Tablets may be chewed, swallowed whole, or crushed and mixed with food. Tablets may be administered with or without food.
Store at 15°C to 30°C (59°F to 86°F). Protect from light.
Aminoquinolines (Antimalarial): May decrease the serum concentration of Anthelmintics. Monitor therapy
CarBAMazepine: May decrease the serum concentration of Mebendazole. Monitor therapy
Cimetidine: May increase the serum concentration of Mebendazole. Monitor therapy
Fosphenytoin: May decrease the serum concentration of Mebendazole. Monitor therapy
MetroNIDAZOLE (Systemic): Mebendazole may enhance the adverse/toxic effect of MetroNIDAZOLE (Systemic). Particularly the risk for Stevens-Johnson syndrome or toxic epidermal necrolysis may be increased. Avoid combination
Phenytoin: May decrease the serum concentration of Mebendazole. Monitor therapy
Frequency not defined.
Central nervous system: Dizziness, drowsiness, headache, seizure
Dermatologic: Alopecia, angioedema, exanthema, itching, rash, Stevens-Johnson syndrome, toxic epidermal necrolysis, urticaria
Gastrointestinal: Abdominal pain, diarrhea, vomiting
Hematologic: Agranulocytosis, eosinophilia, hemoglobin decreased, leukopenia, neutropenia
Hepatic: Alkaline phosphatase increased, ALT increased, AST increased, GGT increased, hepatitis
Renal: BUN increased, cylindruria, glomerulonephritis, hematuria
Miscellaneous: Hypersensitivity reactions (anaphylactic, anaphylactoid)
Concerns related to adverse effects:
• Bone marrow suppression: Neutropenia and agranulocytosis have been reported with high doses and prolonged use.
• Hepatic impairment: Use with caution; systemic exposure may be increased with hepatic impairment.

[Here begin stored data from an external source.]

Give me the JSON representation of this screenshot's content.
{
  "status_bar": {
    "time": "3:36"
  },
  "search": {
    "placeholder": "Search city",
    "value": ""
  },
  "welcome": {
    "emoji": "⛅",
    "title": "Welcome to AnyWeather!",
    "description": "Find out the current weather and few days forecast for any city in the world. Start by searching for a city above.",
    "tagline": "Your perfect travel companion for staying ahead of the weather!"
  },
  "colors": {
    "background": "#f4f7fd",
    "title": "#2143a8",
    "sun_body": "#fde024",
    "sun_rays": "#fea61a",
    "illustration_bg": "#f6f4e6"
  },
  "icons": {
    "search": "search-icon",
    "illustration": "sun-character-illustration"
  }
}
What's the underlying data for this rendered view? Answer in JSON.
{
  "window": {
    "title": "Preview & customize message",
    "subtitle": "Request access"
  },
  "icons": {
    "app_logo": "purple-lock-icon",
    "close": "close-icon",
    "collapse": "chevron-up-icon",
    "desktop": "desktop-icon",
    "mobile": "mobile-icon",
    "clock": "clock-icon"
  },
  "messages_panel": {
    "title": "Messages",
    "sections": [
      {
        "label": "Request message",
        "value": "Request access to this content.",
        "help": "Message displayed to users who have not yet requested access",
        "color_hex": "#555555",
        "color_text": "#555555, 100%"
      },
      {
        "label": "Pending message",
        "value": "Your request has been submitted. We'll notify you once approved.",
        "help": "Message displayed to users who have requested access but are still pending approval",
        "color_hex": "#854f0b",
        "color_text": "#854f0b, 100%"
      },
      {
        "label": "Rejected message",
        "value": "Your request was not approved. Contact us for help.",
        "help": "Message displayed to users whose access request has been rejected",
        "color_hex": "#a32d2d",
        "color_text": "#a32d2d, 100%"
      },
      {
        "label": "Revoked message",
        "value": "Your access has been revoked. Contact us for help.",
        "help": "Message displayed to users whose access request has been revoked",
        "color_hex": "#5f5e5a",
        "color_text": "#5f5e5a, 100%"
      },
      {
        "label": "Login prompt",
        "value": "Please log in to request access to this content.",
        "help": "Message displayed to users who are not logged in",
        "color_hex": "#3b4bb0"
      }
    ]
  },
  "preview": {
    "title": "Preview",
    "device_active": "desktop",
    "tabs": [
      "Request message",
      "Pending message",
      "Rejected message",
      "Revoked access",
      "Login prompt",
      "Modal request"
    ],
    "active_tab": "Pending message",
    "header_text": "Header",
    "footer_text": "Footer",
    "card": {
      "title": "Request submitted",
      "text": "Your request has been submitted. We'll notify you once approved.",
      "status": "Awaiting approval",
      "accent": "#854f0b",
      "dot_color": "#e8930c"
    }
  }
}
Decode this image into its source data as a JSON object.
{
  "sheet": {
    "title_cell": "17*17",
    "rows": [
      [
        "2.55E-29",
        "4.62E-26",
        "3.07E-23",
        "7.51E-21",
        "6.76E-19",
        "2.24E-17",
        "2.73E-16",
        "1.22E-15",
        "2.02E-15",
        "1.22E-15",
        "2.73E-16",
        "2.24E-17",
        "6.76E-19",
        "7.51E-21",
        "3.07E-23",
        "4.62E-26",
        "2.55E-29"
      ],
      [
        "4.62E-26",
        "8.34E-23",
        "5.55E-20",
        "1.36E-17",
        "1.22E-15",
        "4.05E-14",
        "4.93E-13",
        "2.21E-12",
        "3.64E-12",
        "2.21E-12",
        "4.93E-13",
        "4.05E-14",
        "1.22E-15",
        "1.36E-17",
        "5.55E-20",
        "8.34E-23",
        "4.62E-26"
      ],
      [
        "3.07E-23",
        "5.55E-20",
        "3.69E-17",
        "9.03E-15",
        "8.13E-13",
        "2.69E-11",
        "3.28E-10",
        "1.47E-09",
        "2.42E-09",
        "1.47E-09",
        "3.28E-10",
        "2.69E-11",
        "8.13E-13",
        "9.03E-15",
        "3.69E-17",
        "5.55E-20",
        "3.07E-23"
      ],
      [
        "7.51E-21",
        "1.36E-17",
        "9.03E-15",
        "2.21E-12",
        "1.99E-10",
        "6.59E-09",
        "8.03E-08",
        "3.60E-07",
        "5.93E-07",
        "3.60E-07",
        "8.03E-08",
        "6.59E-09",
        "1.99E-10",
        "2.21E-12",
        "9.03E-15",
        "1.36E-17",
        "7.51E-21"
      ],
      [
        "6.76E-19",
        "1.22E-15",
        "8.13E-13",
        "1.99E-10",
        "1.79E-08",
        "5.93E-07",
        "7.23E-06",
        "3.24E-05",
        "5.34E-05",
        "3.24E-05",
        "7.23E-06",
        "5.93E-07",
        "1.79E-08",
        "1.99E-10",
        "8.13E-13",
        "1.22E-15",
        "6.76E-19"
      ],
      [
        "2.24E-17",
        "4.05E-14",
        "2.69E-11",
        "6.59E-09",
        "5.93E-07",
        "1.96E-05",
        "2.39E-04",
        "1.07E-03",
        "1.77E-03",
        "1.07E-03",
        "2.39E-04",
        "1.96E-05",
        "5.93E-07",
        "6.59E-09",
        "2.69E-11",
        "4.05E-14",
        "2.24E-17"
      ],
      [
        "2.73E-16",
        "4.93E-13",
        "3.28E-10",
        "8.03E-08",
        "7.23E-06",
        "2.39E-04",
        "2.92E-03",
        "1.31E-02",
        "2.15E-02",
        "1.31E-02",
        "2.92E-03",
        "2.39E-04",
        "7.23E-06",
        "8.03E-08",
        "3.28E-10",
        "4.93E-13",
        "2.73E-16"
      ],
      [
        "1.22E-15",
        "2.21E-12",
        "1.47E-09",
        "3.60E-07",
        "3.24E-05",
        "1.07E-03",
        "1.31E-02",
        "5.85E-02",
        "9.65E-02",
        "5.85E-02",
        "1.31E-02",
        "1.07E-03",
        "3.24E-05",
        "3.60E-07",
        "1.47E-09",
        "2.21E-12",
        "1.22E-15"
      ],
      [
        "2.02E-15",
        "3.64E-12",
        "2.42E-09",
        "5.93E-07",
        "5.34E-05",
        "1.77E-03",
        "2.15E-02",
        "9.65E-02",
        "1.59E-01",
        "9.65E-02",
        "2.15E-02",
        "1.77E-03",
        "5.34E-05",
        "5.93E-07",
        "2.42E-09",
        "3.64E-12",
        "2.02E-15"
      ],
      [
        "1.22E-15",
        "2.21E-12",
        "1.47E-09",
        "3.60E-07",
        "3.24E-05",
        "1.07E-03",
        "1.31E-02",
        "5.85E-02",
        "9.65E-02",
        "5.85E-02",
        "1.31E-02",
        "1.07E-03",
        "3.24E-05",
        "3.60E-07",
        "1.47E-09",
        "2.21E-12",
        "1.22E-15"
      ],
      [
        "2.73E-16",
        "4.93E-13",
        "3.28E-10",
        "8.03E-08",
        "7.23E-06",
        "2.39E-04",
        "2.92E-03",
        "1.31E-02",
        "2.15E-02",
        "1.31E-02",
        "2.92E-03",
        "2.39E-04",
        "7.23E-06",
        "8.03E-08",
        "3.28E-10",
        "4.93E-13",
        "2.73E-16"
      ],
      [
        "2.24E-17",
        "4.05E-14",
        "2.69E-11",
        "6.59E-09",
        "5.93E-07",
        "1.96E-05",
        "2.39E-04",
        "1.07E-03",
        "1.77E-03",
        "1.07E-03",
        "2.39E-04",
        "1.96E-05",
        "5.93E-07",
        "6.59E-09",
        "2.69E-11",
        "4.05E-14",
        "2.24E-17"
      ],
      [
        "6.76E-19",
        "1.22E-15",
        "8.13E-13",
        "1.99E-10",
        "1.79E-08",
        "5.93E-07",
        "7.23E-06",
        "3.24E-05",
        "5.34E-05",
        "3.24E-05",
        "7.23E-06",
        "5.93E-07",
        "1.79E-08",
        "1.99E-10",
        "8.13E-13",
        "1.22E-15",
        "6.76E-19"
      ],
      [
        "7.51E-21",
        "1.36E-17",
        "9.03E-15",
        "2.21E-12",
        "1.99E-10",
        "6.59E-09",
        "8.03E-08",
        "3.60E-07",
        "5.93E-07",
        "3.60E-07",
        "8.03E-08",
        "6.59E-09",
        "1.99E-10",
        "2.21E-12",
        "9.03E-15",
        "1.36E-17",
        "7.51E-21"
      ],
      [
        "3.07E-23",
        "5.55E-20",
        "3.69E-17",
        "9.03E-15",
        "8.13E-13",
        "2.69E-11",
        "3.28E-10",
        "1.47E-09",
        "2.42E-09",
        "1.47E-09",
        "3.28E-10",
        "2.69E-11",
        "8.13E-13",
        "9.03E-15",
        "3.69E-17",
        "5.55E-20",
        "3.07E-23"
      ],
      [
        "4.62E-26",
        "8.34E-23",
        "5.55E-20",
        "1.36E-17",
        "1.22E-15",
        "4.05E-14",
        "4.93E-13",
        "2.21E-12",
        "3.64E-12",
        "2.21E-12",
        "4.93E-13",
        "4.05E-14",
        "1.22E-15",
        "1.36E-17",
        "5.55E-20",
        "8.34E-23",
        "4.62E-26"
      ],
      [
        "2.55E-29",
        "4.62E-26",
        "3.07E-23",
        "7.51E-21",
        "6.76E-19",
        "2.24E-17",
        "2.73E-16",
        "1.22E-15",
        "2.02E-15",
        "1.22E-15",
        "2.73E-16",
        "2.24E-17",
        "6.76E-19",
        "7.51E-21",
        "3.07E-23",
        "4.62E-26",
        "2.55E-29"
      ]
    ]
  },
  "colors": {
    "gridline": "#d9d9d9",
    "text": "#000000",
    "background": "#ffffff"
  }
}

• Hydatid disease: Not effective for hydatid disease.
Concurrent drug therapy issues:
• Metronidazole: Concomitant use with metronidazole should be avoided; may increase the risk of adverse events including Stevens-Johnson syndrome and toxic epidermal necrolysis.
• Pediatric: Experience with use in children <2 years of age is limited; convulsions in infants <1 year have been reported (rare) postmarketing.
Periodic hematologic, hepatic, and renal function; check for helminth ova in feces within 3-4 weeks following the initial therapy
Pregnancy Risk Factor
Adverse events have been observed in animal reproduction studies; adverse pregnancy outcomes have not been observed following use in pregnancy (Diav-Citrin, 2003; Gyorkos, 2006). Treatment of pinworm in pregnancy may be considered; however, the CDC suggests postponing therapy until the third trimester when possible (CDC, 2010).